Dude, like I was goofing with my monitor and reading the VRefresh and HRefresh frequencies over and over, trying to calculate the number of scanlines being transmitted (Because I figured that it wasn't the 1024 that my video was supposed to be rendering due to some additional marking and the like, much as you would find in a TV) and I noticed something. The numbers where in flux. Now we're talking 1% per every 10 samples, but by just enough for me to notice it. And I got to thinking... If the the monitor thinks the refresh rates are in flux, that would suggest that it's signal locking circuits would have to be wavering. This would mean that the screen would have to be sliding left and right.

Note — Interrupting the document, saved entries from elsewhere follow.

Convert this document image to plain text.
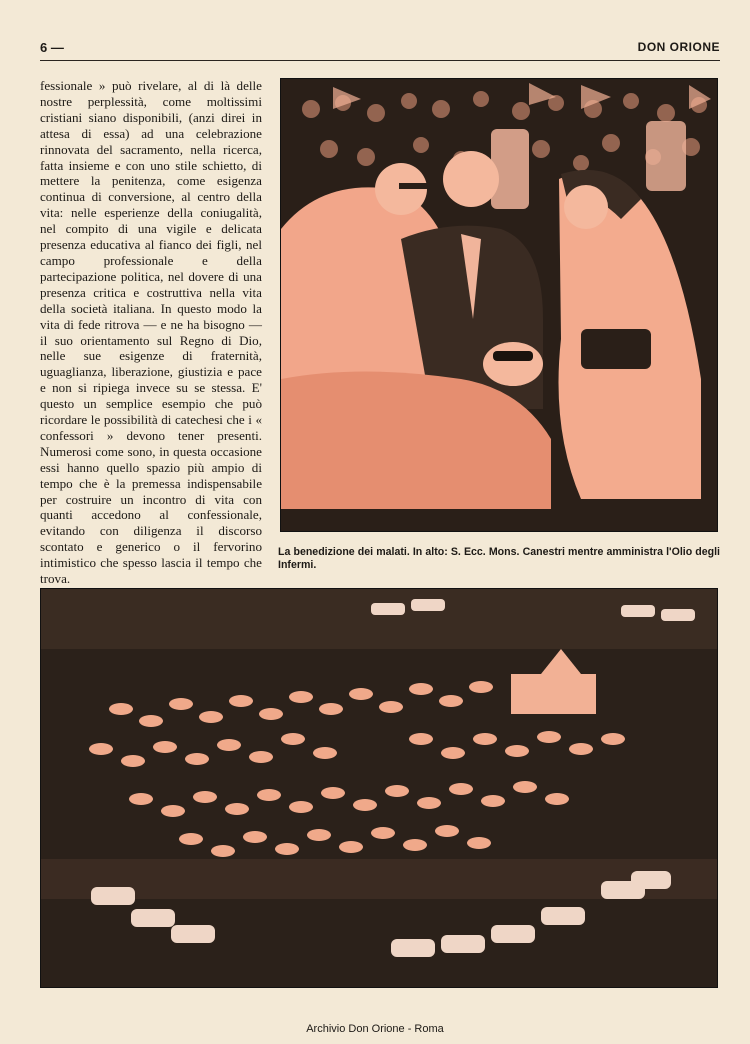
6 —	DON ORIONE

fessionale » può rivelare, al di là delle nostre perplessità, come moltissimi cristiani siano disponibili, (anzi direi in attesa di essa) ad una celebrazione rinnovata del sacramento, nella ricerca, fatta insieme e con uno stile schietto, di mettere la penitenza, come esigenza continua di conversione, al centro della vita: nelle esperienze della coniugalità, nel compito di una vigile e delicata presenza educativa al fianco dei figli, nel campo professionale e della partecipazione politica, nel dovere di una presenza critica e costruttiva nella vita della società italiana. In questo modo la vita di fede ritrova — e ne ha bisogno — il suo orientamento sul Regno di Dio, nelle sue esigenze di fraternità, uguaglianza, liberazione, giustizia e pace e non si ripiega invece su se stessa. E' questo un semplice esempio che può ricordare le possibilità di catechesi che i « confessori » devono tener presenti. Numerosi come sono, in questa occasione essi hanno quello spazio più ampio di tempo che è la premessa indispensabile per costruire un incontro di vita con quanti accedono al confessionale, evitando con diligenza il discorso scontato e generico o il fervorino intimistico che spesso lascia il tempo che trova.

La benedizione dei malati. In alto: S. Ecc. Mons. Canestri mentre amministra l'Olio degli Infermi.
Archivio Don Orione - Roma
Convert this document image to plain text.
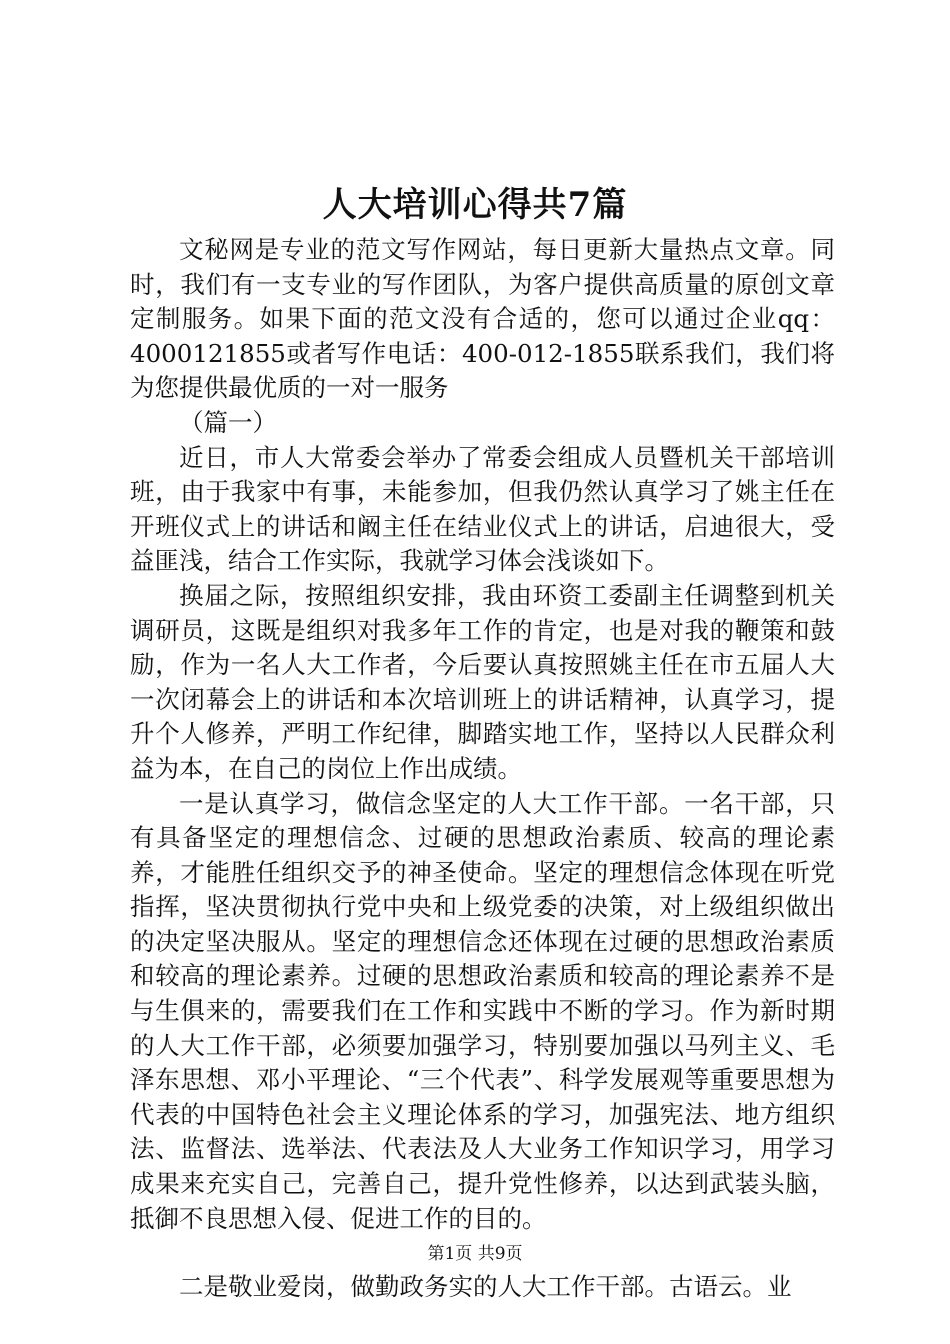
人大培训心得共7篇

文秘网是专业的范文写作网站，每日更新大量热点文章。同时，我们有一支专业的写作团队，为客户提供高质量的原创文章定制服务。如果下面的范文没有合适的，您可以通过企业qq：4000121855或者写作电话：400-012-1855联系我们，我们将为您提供最优质的一对一服务

（篇一）

近日，市人大常委会举办了常委会组成人员暨机关干部培训班，由于我家中有事，未能参加，但我仍然认真学习了姚主任在开班仪式上的讲话和阚主任在结业仪式上的讲话，启迪很大，受益匪浅，结合工作实际，我就学习体会浅谈如下。

换届之际，按照组织安排，我由环资工委副主任调整到机关调研员，这既是组织对我多年工作的肯定，也是对我的鞭策和鼓励，作为一名人大工作者，今后要认真按照姚主任在市五届人大一次闭幕会上的讲话和本次培训班上的讲话精神，认真学习，提升个人修养，严明工作纪律，脚踏实地工作，坚持以人民群众利益为本，在自己的岗位上作出成绩。

一是认真学习，做信念坚定的人大工作干部。一名干部，只有具备坚定的理想信念、过硬的思想政治素质、较高的理论素养，才能胜任组织交予的神圣使命。坚定的理想信念体现在听党指挥，坚决贯彻执行党中央和上级党委的决策，对上级组织做出的决定坚决服从。坚定的理想信念还体现在过硬的思想政治素质和较高的理论素养。过硬的思想政治素质和较高的理论素养不是与生俱来的，需要我们在工作和实践中不断的学习。作为新时期的人大工作干部，必须要加强学习，特别要加强以马列主义、毛泽东思想、邓小平理论、“三个代表”、科学发展观等重要思想为代表的中国特色社会主义理论体系的学习，加强宪法、地方组织法、监督法、选举法、代表法及人大业务工作知识学习，用学习成果来充实自己，完善自己，提升党性修养，以达到武装头脑，抵御不良思想入侵、促进工作的目的。

二是敬业爱岗，做勤政务实的人大工作干部。古语云。业

第1页 共9页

Now Theoretically it could move up and down, but I know there's enough spacing in the timing of the scan lines that that's really a non issue. So I figured I'd do a quicky experiment to try and support the "wobble" hypothesis. I figured the amount would be small, especially since I've NEVER noticed it in past. So I engineered an experiment that put a single black point on a white background on my screen, and then held the tip of an unwound #1 paperclip up to it. Now although my hands move, I can get the end of the paperclip to stick on the glass at the point of contact. Well, I watched carefully, knowing that the amounts of variation I should see should be somewhere near the dot pitch of the screen. And low and behold. There's my little black dot, covered up by the paperclip poking out from the left side of the paper clip sometimes, and on the right other times. Now this isn't conclusive, but definitively suggests that it's clearly possible that the screen is wobbling by a factor of about 2.5X the dot pitch. We're taking a variation of approximately .55mm in this case, but .55 is still much larger than zero. Also, the fact that the dot never appeared above or below the paperclip shows that it's highly likely that the wobble is not coming from the motion of me or my paperclip, as that motion should be chaotic, and not reserved to just left and right motion.

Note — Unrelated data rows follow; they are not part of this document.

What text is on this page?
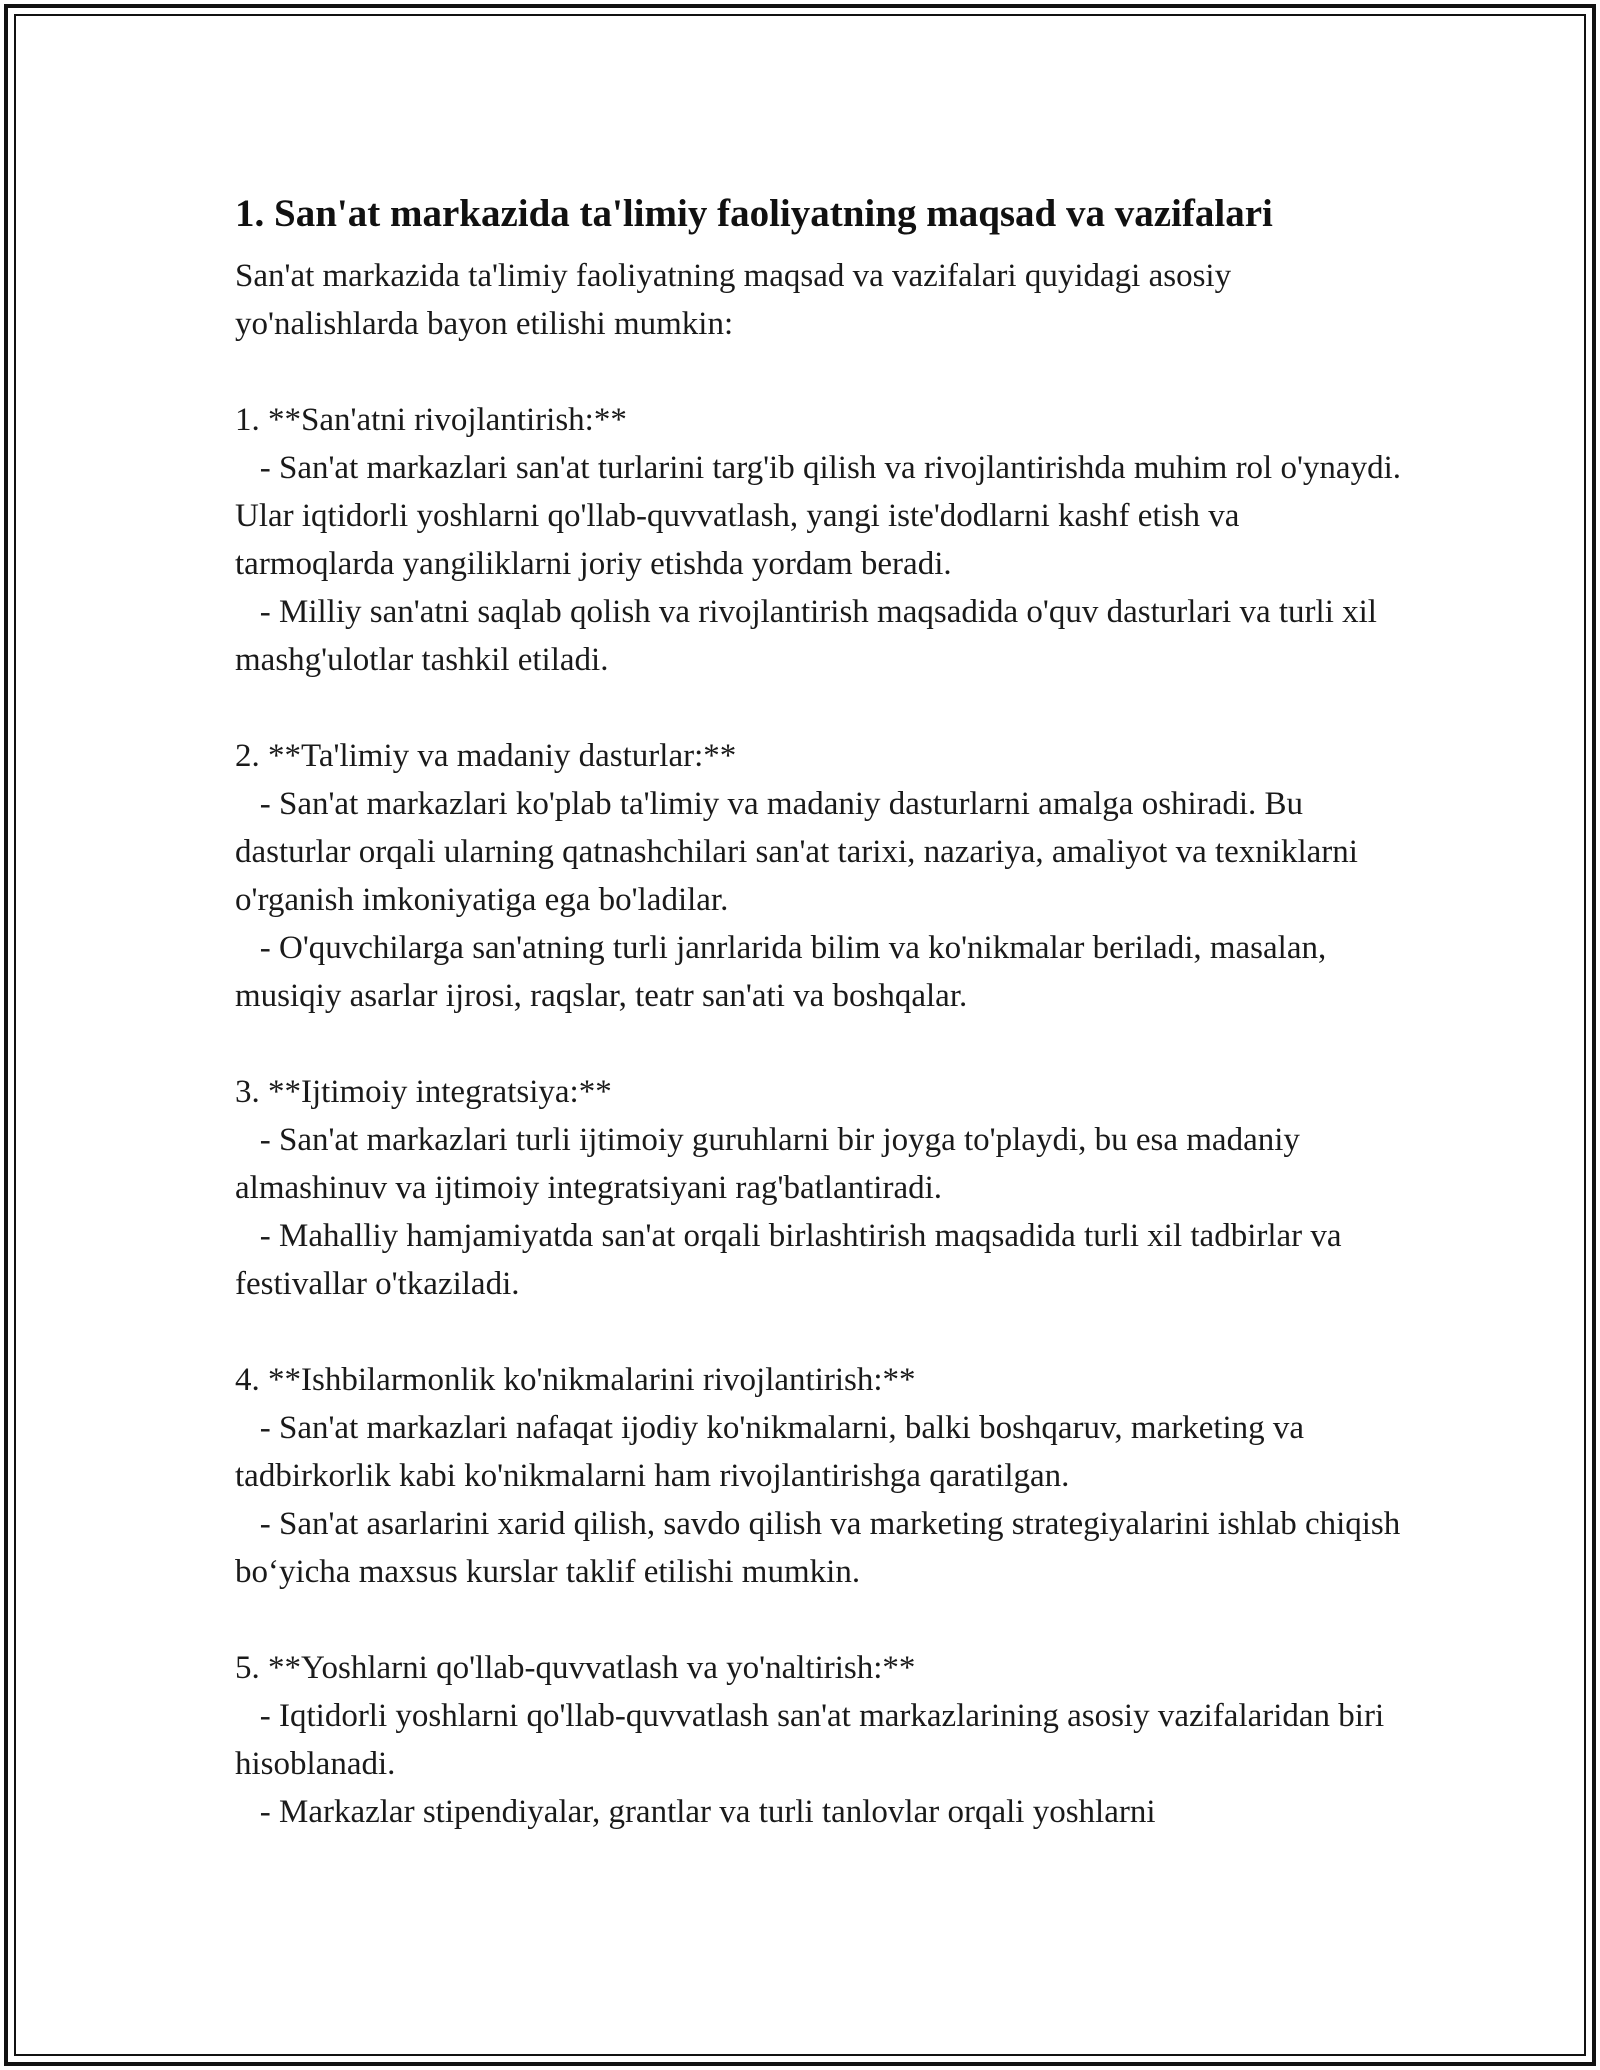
1. San'at markazida ta'limiy faoliyatning maqsad va vazifalari

San'at markazida ta'limiy faoliyatning maqsad va vazifalari quyidagi asosiy yo'nalishlarda bayon etilishi mumkin:

1. **San'atni rivojlantirish:**

- San'at markazlari san'at turlarini targ'ib qilish va rivojlantirishda muhim rol o'ynaydi. Ular iqtidorli yoshlarni qo'llab-quvvatlash, yangi iste'dodlarni kashf etish va tarmoqlarda yangiliklarni joriy etishda yordam beradi.

- Milliy san'atni saqlab qolish va rivojlantirish maqsadida o'quv dasturlari va turli xil mashg'ulotlar tashkil etiladi.

2. **Ta'limiy va madaniy dasturlar:**

- San'at markazlari ko'plab ta'limiy va madaniy dasturlarni amalga oshiradi. Bu dasturlar orqali ularning qatnashchilari san'at tarixi, nazariya, amaliyot va texniklarni o'rganish imkoniyatiga ega bo'ladilar.

- O'quvchilarga san'atning turli janrlarida bilim va ko'nikmalar beriladi, masalan, musiqiy asarlar ijrosi, raqslar, teatr san'ati va boshqalar.

3. **Ijtimoiy integratsiya:**

- San'at markazlari turli ijtimoiy guruhlarni bir joyga to'playdi, bu esa madaniy almashinuv va ijtimoiy integratsiyani rag'batlantiradi.

- Mahalliy hamjamiyatda san'at orqali birlashtirish maqsadida turli xil tadbirlar va festivallar o'tkaziladi.

4. **Ishbilarmonlik ko'nikmalarini rivojlantirish:**

- San'at markazlari nafaqat ijodiy ko'nikmalarni, balki boshqaruv, marketing va tadbirkorlik kabi ko'nikmalarni ham rivojlantirishga qaratilgan.

- San'at asarlarini xarid qilish, savdo qilish va marketing strategiyalarini ishlab chiqish bo‘yicha maxsus kurslar taklif etilishi mumkin.

5. **Yoshlarni qo'llab-quvvatlash va yo'naltirish:**

- Iqtidorli yoshlarni qo'llab-quvvatlash san'at markazlarining asosiy vazifalaridan biri hisoblanadi.

- Markazlar stipendiyalar, grantlar va turli tanlovlar orqali yoshlarni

Just one of those thoughts. Oh, and regarding the original inquiry, it seems that for my display, at 1024 video scan lines, the monitor is receiving 1065 scan lines. This would leave 41 scanlines for syncing and other things. This is quite odd though, since I thought that the VGA standard didn't have any black space beyond the syncing time. But then again who know, maybe VGA needs 41 scanlines worth of time to finish a vertical sync. Hmm
*Messes with his monitor and drops it down to 800x600*
Ok, now at 800x600 I get 46.7 KHz HRefresh I get 625 scan lines... Now if I relate the number of true scan lines (1024 to 600) and then solve for the expected number of "Extra" scanlines, assuming I know that there's 25 extras at 600, I get 40.95, which is 41 based on my rounding. Therefore, since both modes where at 75Hz VRefresh, then I could assume that the amount of time spent is exactly the same (And I'm almost right, they're within 10% or so,) So It's probably part of the VGA standard (I'm gonna call it vertical blanking time, and guess that I'm likely right) and I just need to find a web resource that talks about the VGA standard to prove it. ^^
Mood: Inventive